Injury: Left Leg Below Knee Amputation
Tina is a 33-year-old former gymnast and Division 1 competitive cheerleading athlete. She has an undergraduate degree in Exercise Physiology/ Nutrition and a graduate degree in medicine. She’s a nationally certified Physician Assistant that practiced vascular surgery and acute care medicine up until her most recent surgery; she is on disability currently.
Four years ago she was diagnosed with a rare blood vessel condition in her legs called Popliteal Artery Entrapment Syndrome after it became increasingly difficult for her to walk and use her calf muscles without pain. Over the past few years, she has had multiple surgeries including muscle de-bulking, multiple artery bypass grafting, and endovascular artery interventions, which were all unsuccessful at getting blood flow to her left leg.
In July 2016, after things got critical and all surgeries had failed, she underwent a left below-knee amputation to regain some quality of life. Shortly after her initial amputation, she suffered a complicated postoperative course resulting in a large wound requiring significant wound care for eight months prior to a revision amputation in March 2017. She again had wound issues and her residual limb anatomy did not allow for prosthetic progression.
In October 2017, she had another amputation revision, which went well and after 13 surgeries, hopefully will have been the last of the left leg surgical saga.

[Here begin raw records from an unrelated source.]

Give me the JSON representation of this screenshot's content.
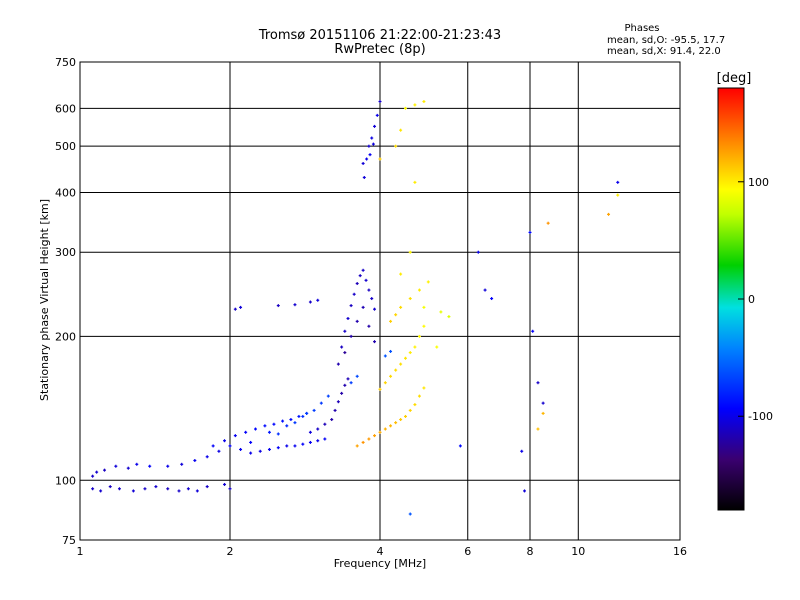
{
  "chart_data": {
    "type": "scatter",
    "title": "Tromsø 20151106 21:22:00-21:23:43",
    "subtitle": "RwPretec (8p)",
    "xlabel": "Frequency [MHz]",
    "ylabel": "Stationary phase Virtual Height [km]",
    "x_scale": "log",
    "y_scale": "log",
    "xlim": [
      1,
      16
    ],
    "ylim": [
      75,
      750
    ],
    "x_ticks": [
      1,
      2,
      4,
      6,
      8,
      10,
      16
    ],
    "y_ticks": [
      75,
      100,
      200,
      300,
      400,
      500,
      600,
      750
    ],
    "x_gridlines": [
      1,
      2,
      4,
      6,
      8,
      10,
      16
    ],
    "y_gridlines": [
      75,
      100,
      200,
      300,
      400,
      500,
      600,
      750
    ],
    "grid": true,
    "stats": {
      "heading": "Phases",
      "lines": [
        "mean, sd,O: -95.5, 17.7",
        "mean, sd,X:  91.4, 22.0"
      ]
    },
    "colorbar": {
      "label": "[deg]",
      "min": -180,
      "max": 180,
      "ticks": [
        100,
        0,
        -100
      ],
      "placement": "right"
    },
    "series": [
      {
        "points": [
          [
            1.06,
            102,
            -110
          ],
          [
            1.08,
            104,
            -108
          ],
          [
            1.12,
            105,
            -112
          ],
          [
            1.18,
            107,
            -105
          ],
          [
            1.25,
            106,
            -108
          ],
          [
            1.3,
            108,
            -100
          ],
          [
            1.38,
            107,
            -95
          ],
          [
            1.06,
            96,
            -110
          ],
          [
            1.1,
            95,
            -108
          ],
          [
            1.15,
            97,
            -112
          ],
          [
            1.2,
            96,
            -110
          ],
          [
            1.28,
            95,
            -106
          ],
          [
            1.35,
            96,
            -110
          ],
          [
            1.42,
            97,
            -108
          ],
          [
            1.5,
            96,
            -112
          ],
          [
            1.58,
            95,
            -110
          ],
          [
            1.65,
            96,
            -108
          ],
          [
            1.72,
            95,
            -105
          ],
          [
            1.8,
            97,
            -110
          ],
          [
            1.95,
            98,
            -108
          ],
          [
            2.0,
            96,
            -110
          ],
          [
            1.5,
            107,
            -100
          ],
          [
            1.6,
            108,
            -105
          ],
          [
            1.7,
            110,
            -98
          ],
          [
            1.8,
            112,
            -100
          ],
          [
            1.9,
            115,
            -102
          ],
          [
            2.0,
            118,
            -95
          ],
          [
            2.1,
            116,
            -98
          ],
          [
            2.2,
            114,
            -100
          ],
          [
            2.3,
            115,
            -102
          ],
          [
            2.4,
            116,
            -98
          ],
          [
            2.5,
            117,
            -96
          ],
          [
            2.6,
            118,
            -100
          ],
          [
            2.7,
            118,
            -98
          ],
          [
            2.8,
            119,
            -95
          ],
          [
            2.9,
            120,
            -98
          ],
          [
            3.0,
            121,
            -100
          ],
          [
            3.1,
            122,
            -96
          ],
          [
            1.85,
            118,
            -95
          ],
          [
            1.95,
            121,
            -100
          ],
          [
            2.05,
            124,
            -98
          ],
          [
            2.15,
            126,
            -95
          ],
          [
            2.25,
            128,
            -92
          ],
          [
            2.35,
            130,
            -90
          ],
          [
            2.45,
            131,
            -92
          ],
          [
            2.55,
            133,
            -88
          ],
          [
            2.65,
            134,
            -90
          ],
          [
            2.75,
            136,
            -85
          ],
          [
            2.85,
            138,
            -80
          ],
          [
            2.9,
            126,
            -105
          ],
          [
            3.0,
            128,
            -110
          ],
          [
            3.1,
            131,
            -115
          ],
          [
            3.2,
            134,
            -120
          ],
          [
            3.25,
            140,
            -118
          ],
          [
            3.3,
            146,
            -115
          ],
          [
            3.35,
            152,
            -120
          ],
          [
            3.4,
            158,
            -118
          ],
          [
            3.45,
            163,
            -115
          ],
          [
            3.3,
            175,
            -118
          ],
          [
            3.35,
            190,
            -112
          ],
          [
            3.4,
            205,
            -110
          ],
          [
            3.45,
            218,
            -108
          ],
          [
            3.5,
            232,
            -112
          ],
          [
            3.55,
            245,
            -110
          ],
          [
            3.6,
            258,
            -115
          ],
          [
            3.65,
            268,
            -112
          ],
          [
            3.7,
            275,
            -110
          ],
          [
            3.75,
            262,
            -108
          ],
          [
            3.8,
            250,
            -112
          ],
          [
            3.85,
            240,
            -110
          ],
          [
            3.9,
            228,
            -108
          ],
          [
            3.4,
            185,
            -125
          ],
          [
            3.5,
            200,
            -120
          ],
          [
            3.6,
            215,
            -118
          ],
          [
            3.7,
            230,
            -116
          ],
          [
            3.8,
            210,
            -120
          ],
          [
            3.9,
            195,
            -118
          ],
          [
            3.72,
            430,
            -105
          ],
          [
            3.76,
            470,
            -100
          ],
          [
            3.8,
            500,
            -108
          ],
          [
            3.85,
            520,
            -102
          ],
          [
            3.9,
            550,
            -106
          ],
          [
            3.95,
            580,
            -100
          ],
          [
            4.0,
            620,
            -110
          ],
          [
            3.7,
            460,
            -106
          ],
          [
            3.82,
            480,
            -98
          ],
          [
            3.88,
            505,
            -104
          ],
          [
            2.05,
            228,
            -110
          ],
          [
            2.1,
            230,
            -105
          ],
          [
            2.5,
            232,
            -112
          ],
          [
            2.7,
            233,
            -108
          ],
          [
            2.9,
            236,
            -110
          ],
          [
            3.0,
            238,
            -105
          ]
        ]
      },
      {
        "points": [
          [
            3.6,
            118,
            125
          ],
          [
            3.7,
            120,
            130
          ],
          [
            3.8,
            122,
            128
          ],
          [
            3.9,
            124,
            126
          ],
          [
            4.0,
            126,
            122
          ],
          [
            4.1,
            128,
            120
          ],
          [
            4.2,
            130,
            118
          ],
          [
            4.3,
            132,
            116
          ],
          [
            4.4,
            134,
            112
          ],
          [
            4.5,
            136,
            110
          ],
          [
            4.6,
            140,
            108
          ],
          [
            4.7,
            144,
            106
          ],
          [
            4.8,
            150,
            105
          ],
          [
            4.9,
            156,
            102
          ],
          [
            4.0,
            155,
            110
          ],
          [
            4.1,
            160,
            108
          ],
          [
            4.2,
            165,
            106
          ],
          [
            4.3,
            170,
            105
          ],
          [
            4.4,
            175,
            104
          ],
          [
            4.5,
            180,
            102
          ],
          [
            4.6,
            185,
            100
          ],
          [
            4.7,
            190,
            98
          ],
          [
            4.8,
            200,
            96
          ],
          [
            4.9,
            210,
            95
          ],
          [
            4.2,
            215,
            110
          ],
          [
            4.3,
            222,
            108
          ],
          [
            4.4,
            230,
            106
          ],
          [
            4.6,
            240,
            104
          ],
          [
            4.8,
            250,
            100
          ],
          [
            5.0,
            260,
            98
          ],
          [
            4.5,
            600,
            95
          ],
          [
            4.7,
            610,
            98
          ],
          [
            4.9,
            620,
            100
          ],
          [
            4.3,
            500,
            105
          ],
          [
            4.0,
            470,
            110
          ],
          [
            4.7,
            420,
            100
          ],
          [
            4.4,
            540,
            102
          ],
          [
            4.9,
            230,
            90
          ],
          [
            5.3,
            225,
            85
          ],
          [
            5.5,
            220,
            82
          ],
          [
            4.6,
            300,
            96
          ],
          [
            4.4,
            270,
            100
          ],
          [
            5.2,
            190,
            92
          ]
        ]
      },
      {
        "points": [
          [
            2.2,
            120,
            -95
          ],
          [
            2.4,
            126,
            -85
          ],
          [
            2.6,
            130,
            -80
          ],
          [
            2.8,
            136,
            -75
          ],
          [
            2.95,
            140,
            -70
          ],
          [
            3.05,
            145,
            -72
          ],
          [
            3.15,
            150,
            -68
          ],
          [
            3.5,
            160,
            -70
          ],
          [
            3.6,
            165,
            -65
          ],
          [
            4.1,
            182,
            -60
          ],
          [
            4.2,
            186,
            -62
          ],
          [
            2.5,
            125,
            -75
          ],
          [
            2.7,
            132,
            -72
          ],
          [
            2.85,
            138,
            -70
          ]
        ]
      },
      {
        "points": [
          [
            6.3,
            300,
            -100
          ],
          [
            6.7,
            240,
            -95
          ],
          [
            6.5,
            250,
            -105
          ],
          [
            7.7,
            115,
            -100
          ],
          [
            7.8,
            95,
            -105
          ],
          [
            8.1,
            205,
            -95
          ],
          [
            8.3,
            160,
            -110
          ],
          [
            8.5,
            145,
            -108
          ],
          [
            12.0,
            420,
            -100
          ],
          [
            8.0,
            330,
            -90
          ],
          [
            4.6,
            85,
            -60
          ],
          [
            5.8,
            118,
            -90
          ]
        ]
      },
      {
        "points": [
          [
            8.7,
            345,
            130
          ],
          [
            11.5,
            360,
            125
          ],
          [
            12.0,
            395,
            100
          ],
          [
            8.3,
            128,
            115
          ],
          [
            8.5,
            138,
            118
          ]
        ]
      }
    ]
  }
}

According to Tina, she used to live a very calculated, overly organized, masterly planned life that she believed to be successful because of the things she had to show for her efforts. She had the tall, dark, handsome, and educated man of her dreams, a white picket fence house in an affluent neighborhood, a white-collar medical job that was quite financially comfortable, an envy provoking automobile, and a competitively athletic body. Her life was a color-coded, alphabetized, and compulsively thought out series of decisions for the goal of achieving successes that she defined by what society told her it should be. Tina says that her history was undoubtedly fueling her perfectionism and negative self-reflection, but that thankfully that history also helped prepare her for the trauma she was to face later in life. She had a perpetual need to be less scared, less vulnerable, less complicated, more agreeable, more attractive, more fit, and “more” of everything everyone would like, and less of everything that might be viewed as less than ideal.
The loss of her leg, her husband, her house, her dogs, and her career allowed her to discover that she had been lost that whole time. It took the dissolution of everything she leaned on for stability, to realize she needed to find stability within herself. She recognized the need to properly grieve the losses she’s suffered, the traumas she’s endured and to work on herself. She’s lived through repeated trauma, tremendous loss, and core shattering pain... but this is not her story. Her story is one of adaptation, enhancement and the pursuit of inner happiness. It is a story about the realization that life is not about finishing with 10 fingers or 10 toes; it is about developing inner constancy, building virtue in yourself, and getting the honor of being of service to the world.
Over the past year, she has taken up adaptive Crossfit and qualified for the OG Series (the equivalent of the Crossfit Games for adaptive athletes) last summer and took 2nd place at Wodapalooza in early January 2018, just 3 months post-op.
However, she recognizes her need for further development and redefinition in the wake of so much change physically, mentally and spiritually. She feels tremendously lucky that ATF entered her life serendipitously at the most perfect moment to facilitate her transition from just surviving to thriving.